L'assenza di Conte influirà?
"Non lo so, non posso rispondere. Non posso quantificarlo, non so quanto influenza la sua squadra".
Come giudica la crescita di Oristanio e Ondrejka? Cosa manca?
"È una percezione che manca qualcosa. Io ho visto miglioramenti, tutto dipende dalla prospettiva con cui fai giudizi. Secondo me entrambi ci hanno aiutato ad abbassare gli avversari, ad avere soluzioni diverse. Tante volte se una prestazione viene giudicata dai gol e dagli assist. Quello è importante, i numeri contano nel calcio, ma io vedo molto di più. In quello che vedo, vedo cose positive. Sono convinto che queste cose positive e altri pezzi giusti per migliorare ci possano portare a gol, assist e un impatto ancora più importante per la squadra".
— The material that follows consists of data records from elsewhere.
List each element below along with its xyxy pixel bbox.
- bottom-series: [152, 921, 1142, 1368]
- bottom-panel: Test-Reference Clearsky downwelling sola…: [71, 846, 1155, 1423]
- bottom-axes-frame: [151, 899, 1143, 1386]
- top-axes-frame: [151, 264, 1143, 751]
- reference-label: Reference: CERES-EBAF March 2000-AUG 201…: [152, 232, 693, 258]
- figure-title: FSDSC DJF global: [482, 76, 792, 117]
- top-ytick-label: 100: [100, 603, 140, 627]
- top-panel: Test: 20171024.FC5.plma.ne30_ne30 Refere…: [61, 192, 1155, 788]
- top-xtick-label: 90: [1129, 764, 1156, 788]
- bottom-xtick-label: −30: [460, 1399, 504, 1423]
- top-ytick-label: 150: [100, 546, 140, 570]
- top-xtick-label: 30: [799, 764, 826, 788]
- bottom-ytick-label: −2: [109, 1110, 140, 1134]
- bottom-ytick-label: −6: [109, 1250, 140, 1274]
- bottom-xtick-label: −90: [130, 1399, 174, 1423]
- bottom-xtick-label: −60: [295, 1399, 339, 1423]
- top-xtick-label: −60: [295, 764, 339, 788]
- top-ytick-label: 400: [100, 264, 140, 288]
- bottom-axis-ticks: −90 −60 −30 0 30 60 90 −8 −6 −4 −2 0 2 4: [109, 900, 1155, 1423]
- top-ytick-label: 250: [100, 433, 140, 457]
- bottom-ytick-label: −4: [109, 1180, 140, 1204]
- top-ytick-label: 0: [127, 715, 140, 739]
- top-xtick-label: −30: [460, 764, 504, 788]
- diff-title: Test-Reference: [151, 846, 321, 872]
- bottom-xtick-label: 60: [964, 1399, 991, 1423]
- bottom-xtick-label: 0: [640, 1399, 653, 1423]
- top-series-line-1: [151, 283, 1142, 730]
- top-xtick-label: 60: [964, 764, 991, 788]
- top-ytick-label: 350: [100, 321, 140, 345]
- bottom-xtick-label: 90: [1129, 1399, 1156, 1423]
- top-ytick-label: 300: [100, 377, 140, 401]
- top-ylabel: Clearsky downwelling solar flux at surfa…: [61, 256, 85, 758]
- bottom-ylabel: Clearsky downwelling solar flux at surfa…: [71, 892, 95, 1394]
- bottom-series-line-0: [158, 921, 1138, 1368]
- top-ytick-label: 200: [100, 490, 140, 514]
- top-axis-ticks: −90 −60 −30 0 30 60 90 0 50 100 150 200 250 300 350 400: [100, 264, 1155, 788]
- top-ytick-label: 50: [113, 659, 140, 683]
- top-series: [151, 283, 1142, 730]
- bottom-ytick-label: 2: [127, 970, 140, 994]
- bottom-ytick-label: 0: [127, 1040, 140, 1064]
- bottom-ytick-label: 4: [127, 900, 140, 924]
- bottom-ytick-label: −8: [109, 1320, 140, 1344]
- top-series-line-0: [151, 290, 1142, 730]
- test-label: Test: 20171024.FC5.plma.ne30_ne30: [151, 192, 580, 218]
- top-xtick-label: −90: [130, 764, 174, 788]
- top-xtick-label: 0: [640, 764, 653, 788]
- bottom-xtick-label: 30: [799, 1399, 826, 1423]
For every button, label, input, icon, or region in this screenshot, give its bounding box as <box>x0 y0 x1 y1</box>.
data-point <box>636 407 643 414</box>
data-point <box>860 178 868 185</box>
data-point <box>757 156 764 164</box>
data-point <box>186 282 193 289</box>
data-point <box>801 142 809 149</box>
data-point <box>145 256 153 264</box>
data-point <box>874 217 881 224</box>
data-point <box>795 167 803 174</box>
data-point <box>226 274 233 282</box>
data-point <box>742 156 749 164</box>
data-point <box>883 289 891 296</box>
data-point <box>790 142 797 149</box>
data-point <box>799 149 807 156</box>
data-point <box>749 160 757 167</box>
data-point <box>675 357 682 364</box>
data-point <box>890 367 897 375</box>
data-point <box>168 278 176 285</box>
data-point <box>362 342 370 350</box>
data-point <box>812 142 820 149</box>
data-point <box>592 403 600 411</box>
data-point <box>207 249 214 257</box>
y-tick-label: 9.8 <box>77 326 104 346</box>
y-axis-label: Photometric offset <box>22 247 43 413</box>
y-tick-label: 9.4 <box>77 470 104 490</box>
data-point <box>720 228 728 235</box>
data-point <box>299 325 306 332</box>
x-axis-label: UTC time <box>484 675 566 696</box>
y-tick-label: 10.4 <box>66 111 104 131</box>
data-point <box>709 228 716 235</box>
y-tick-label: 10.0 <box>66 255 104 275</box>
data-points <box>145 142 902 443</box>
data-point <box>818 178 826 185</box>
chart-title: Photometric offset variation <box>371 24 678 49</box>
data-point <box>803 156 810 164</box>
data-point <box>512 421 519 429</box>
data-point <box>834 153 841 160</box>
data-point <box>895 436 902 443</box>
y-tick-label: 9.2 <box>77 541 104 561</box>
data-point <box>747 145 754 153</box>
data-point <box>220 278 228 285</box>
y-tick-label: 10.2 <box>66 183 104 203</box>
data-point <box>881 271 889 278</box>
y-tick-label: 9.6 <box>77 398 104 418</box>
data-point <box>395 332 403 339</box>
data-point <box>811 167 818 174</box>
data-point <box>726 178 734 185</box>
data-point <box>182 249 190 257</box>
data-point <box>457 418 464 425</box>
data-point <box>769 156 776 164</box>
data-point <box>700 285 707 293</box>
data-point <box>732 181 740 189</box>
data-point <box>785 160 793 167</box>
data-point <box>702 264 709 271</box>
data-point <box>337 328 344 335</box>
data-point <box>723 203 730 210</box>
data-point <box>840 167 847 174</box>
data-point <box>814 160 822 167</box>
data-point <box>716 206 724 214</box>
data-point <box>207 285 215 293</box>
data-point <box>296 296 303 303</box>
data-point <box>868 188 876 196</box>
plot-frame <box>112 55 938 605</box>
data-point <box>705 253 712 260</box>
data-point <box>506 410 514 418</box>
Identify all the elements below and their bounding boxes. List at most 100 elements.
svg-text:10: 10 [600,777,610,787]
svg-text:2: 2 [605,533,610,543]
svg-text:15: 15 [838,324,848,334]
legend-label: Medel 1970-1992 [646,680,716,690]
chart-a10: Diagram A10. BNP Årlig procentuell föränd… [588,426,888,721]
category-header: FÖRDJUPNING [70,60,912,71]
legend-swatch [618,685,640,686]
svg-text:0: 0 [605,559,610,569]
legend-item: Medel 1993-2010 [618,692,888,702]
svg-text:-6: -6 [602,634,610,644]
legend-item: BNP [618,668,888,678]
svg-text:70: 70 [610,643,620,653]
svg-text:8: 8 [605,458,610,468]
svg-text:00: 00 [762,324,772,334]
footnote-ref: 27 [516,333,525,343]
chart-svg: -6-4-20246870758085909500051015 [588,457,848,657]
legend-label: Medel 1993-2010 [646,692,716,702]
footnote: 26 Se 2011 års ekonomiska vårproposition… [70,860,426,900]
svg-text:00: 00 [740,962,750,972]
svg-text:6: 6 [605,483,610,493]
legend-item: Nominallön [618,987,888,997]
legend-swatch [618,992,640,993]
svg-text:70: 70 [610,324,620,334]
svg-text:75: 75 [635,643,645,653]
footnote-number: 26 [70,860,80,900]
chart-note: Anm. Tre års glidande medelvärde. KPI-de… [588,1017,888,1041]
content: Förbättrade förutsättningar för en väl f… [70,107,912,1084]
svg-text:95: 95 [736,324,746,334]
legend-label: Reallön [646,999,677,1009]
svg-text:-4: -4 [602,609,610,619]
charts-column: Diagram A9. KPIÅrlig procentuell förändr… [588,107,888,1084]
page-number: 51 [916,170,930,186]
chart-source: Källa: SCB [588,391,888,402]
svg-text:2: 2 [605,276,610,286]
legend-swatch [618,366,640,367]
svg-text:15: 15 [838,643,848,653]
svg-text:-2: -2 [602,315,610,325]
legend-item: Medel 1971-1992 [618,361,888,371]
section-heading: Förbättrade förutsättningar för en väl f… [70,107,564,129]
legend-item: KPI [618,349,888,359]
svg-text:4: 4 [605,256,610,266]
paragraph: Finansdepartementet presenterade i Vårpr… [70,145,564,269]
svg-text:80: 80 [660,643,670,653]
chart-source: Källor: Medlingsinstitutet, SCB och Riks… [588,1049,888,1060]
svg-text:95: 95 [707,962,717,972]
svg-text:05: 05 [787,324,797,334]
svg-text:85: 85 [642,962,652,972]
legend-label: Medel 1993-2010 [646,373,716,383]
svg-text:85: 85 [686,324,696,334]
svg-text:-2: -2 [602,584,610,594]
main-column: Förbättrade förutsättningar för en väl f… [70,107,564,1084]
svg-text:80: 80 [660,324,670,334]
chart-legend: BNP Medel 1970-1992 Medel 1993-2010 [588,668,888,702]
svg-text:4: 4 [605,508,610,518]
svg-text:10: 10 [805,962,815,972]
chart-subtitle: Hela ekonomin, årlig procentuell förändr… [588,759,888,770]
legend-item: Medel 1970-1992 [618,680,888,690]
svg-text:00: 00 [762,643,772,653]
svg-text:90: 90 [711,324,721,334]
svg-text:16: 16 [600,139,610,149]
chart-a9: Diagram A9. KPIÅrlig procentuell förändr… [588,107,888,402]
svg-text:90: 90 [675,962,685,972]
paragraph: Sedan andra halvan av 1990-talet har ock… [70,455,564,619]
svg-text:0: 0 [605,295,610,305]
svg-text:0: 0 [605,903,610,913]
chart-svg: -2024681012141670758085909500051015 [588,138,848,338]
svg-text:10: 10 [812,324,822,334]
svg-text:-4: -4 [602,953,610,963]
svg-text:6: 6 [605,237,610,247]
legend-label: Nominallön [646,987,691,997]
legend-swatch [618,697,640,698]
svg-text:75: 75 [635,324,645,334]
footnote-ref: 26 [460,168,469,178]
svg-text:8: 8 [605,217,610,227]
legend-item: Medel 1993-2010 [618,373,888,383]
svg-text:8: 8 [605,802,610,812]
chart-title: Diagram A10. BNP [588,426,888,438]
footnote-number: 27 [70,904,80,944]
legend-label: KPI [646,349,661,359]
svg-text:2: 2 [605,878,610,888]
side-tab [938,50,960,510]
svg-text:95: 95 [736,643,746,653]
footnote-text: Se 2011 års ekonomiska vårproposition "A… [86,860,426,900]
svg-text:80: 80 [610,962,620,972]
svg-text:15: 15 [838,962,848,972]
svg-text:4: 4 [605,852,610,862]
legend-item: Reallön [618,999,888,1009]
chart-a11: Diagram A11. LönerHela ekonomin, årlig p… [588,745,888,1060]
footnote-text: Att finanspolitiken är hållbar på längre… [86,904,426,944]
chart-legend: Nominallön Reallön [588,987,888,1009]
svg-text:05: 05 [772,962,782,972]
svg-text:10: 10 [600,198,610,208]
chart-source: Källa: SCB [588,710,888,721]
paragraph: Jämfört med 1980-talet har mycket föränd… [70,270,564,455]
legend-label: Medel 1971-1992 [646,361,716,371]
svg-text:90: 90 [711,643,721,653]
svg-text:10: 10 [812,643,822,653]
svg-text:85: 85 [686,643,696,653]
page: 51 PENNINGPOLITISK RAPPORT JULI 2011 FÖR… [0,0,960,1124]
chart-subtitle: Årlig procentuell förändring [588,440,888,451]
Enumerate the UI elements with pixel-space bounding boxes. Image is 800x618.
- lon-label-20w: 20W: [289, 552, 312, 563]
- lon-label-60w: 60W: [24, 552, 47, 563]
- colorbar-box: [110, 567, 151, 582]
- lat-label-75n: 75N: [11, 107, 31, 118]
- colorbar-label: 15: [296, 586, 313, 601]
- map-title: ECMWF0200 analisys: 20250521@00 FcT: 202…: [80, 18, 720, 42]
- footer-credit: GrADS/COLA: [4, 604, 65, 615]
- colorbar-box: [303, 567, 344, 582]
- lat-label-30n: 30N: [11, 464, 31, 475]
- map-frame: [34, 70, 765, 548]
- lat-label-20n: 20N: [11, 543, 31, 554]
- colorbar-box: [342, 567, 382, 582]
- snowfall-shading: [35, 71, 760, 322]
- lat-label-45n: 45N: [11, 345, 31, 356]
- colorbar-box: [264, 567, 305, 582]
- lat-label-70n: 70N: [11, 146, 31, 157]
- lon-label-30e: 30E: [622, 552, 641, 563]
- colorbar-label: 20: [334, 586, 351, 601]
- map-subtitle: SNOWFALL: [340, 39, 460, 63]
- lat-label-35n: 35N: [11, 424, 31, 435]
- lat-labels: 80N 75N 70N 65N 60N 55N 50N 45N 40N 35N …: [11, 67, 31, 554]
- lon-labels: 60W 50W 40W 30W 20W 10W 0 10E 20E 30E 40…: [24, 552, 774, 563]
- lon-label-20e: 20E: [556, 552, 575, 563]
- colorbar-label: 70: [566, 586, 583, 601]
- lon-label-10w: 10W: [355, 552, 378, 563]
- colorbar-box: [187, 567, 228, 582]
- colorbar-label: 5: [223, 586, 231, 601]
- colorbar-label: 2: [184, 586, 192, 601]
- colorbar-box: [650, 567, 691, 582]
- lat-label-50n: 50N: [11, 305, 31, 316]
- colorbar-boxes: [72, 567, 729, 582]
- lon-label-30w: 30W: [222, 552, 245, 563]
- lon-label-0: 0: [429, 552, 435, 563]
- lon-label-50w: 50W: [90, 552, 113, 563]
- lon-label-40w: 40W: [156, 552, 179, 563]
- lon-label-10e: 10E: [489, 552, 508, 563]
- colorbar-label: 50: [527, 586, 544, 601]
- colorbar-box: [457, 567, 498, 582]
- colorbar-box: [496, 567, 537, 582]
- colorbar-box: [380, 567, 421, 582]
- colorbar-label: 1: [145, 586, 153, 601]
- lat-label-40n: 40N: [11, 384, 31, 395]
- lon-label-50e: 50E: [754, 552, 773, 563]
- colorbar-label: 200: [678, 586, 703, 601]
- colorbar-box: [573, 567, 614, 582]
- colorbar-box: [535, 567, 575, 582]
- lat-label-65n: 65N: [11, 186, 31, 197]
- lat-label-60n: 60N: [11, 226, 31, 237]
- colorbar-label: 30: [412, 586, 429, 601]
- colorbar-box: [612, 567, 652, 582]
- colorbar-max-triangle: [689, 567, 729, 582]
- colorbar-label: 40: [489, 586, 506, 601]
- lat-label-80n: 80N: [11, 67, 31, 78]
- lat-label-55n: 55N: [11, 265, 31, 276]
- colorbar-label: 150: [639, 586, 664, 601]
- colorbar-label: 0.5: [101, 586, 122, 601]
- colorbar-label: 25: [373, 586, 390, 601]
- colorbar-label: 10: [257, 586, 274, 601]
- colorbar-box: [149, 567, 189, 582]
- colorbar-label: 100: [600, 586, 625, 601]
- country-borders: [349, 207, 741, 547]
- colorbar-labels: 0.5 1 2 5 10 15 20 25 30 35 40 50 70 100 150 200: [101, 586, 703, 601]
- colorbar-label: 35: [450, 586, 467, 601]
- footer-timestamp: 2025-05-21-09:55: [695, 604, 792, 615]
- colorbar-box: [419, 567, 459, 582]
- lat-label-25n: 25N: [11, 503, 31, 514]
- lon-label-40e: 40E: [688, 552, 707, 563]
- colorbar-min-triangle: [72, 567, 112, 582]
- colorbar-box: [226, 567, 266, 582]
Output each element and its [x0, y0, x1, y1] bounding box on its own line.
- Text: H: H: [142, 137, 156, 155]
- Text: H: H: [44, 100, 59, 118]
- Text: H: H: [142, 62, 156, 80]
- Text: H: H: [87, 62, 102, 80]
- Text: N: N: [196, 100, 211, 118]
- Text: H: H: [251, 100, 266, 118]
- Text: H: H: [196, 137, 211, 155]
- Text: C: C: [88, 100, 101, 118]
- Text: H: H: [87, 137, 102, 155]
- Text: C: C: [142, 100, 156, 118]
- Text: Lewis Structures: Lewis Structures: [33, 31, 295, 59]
Cosa rappresenta Conte per lei?
"È un riferimento assoluto. Ha vinto cinque scudetti, una Premier League, l'ho anche affrontato in Inghilterra e ho visto quanto è stato veloce il suo adattamento al Tottenham, quanto la squadra si è adattata velocemente a lui, con dei principi chiarissimi. Un allenatore che ha vinto così tanto, in diversi club e in paesi diversi è ovviamente un riferimento assoluto: è un vincente e da loro si può sempre imparare tanto. Non posso che apprezzare il suo lavoro".